Question

Find a splitting field of${\mathit{x}}^{\mathbf{2}}\mathbf{+}\mathbf{1}$ over ${\mathit{Z}}_{\mathbf{3}}$.

Short answer

$\frac{Z_3\left(x\right)}{(x^2+1)}$is the splitting field of $x^2+1$ with $\frac{Z_3\left(x\right)}{(x^2+1)}=\{0,1,x,x,x+1,x+2,2x,2x+1,2x+2\}$

Step-by-step solution

Definition of splitting field

A splitting field of a polynomial with coefficient in a smallest field over which the polynomial split or split into linear facots.

Find the splitting field

Let$Z_3=[0,1,2]$. Gives polynomial$x^2+1$has no zero in$Z_3$as

$0^2+1\ne 0$

And

$1^2+1\ne 0$

So by lemma gives.

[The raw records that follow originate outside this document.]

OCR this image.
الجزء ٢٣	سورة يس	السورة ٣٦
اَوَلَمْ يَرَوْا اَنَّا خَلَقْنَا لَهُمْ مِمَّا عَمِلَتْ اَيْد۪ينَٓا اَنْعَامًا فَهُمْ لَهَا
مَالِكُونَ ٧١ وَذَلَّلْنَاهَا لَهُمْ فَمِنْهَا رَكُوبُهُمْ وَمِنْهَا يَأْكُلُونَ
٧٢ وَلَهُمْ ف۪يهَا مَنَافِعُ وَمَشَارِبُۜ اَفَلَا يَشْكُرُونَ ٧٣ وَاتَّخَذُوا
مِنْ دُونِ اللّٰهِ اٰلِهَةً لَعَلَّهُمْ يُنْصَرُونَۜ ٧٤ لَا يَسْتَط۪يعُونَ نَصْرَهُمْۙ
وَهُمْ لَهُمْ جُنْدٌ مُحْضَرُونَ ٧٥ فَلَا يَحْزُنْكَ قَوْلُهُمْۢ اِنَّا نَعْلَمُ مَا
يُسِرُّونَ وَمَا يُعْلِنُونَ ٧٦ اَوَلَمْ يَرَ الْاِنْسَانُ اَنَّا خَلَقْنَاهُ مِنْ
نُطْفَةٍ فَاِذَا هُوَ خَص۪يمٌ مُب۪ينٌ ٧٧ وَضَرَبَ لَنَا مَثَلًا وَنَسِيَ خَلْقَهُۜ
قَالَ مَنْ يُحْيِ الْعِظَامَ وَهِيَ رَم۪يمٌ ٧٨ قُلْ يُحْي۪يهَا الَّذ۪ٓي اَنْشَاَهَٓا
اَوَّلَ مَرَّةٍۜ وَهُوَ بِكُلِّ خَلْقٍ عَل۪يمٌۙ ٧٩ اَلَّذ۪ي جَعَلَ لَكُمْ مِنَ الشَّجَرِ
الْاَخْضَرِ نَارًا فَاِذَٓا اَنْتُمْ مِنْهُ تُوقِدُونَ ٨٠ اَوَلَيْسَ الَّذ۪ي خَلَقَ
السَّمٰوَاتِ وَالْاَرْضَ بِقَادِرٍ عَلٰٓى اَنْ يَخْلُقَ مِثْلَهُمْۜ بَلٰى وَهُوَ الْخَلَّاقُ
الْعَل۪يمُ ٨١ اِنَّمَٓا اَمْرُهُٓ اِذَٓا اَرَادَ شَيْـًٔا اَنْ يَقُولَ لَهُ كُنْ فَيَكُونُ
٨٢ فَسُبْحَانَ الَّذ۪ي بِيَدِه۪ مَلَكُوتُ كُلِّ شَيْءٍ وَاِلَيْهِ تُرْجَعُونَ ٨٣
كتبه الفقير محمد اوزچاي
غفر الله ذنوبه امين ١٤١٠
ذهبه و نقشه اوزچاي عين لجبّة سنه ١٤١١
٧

Let$F$be a field and let$f\left(x\right)\in F\left[x\right]$be a polynomial of degree 2 or 3. Then$f\left(x\right)$is irreducible in$F\left[x\right]$if and only if$f\left(x\right)$has no root in$F$.

Therefore given polynomial$x^2+1$is irreducible over$Z_3$. Thus the splitting field of$x^2+1$irreducible over$Z_3$is

$\frac{Z_3\left(x\right)}{(x^2+1)}=\{0,1,x,x,x+1,x+2,2x,2x+1,2x+2\}$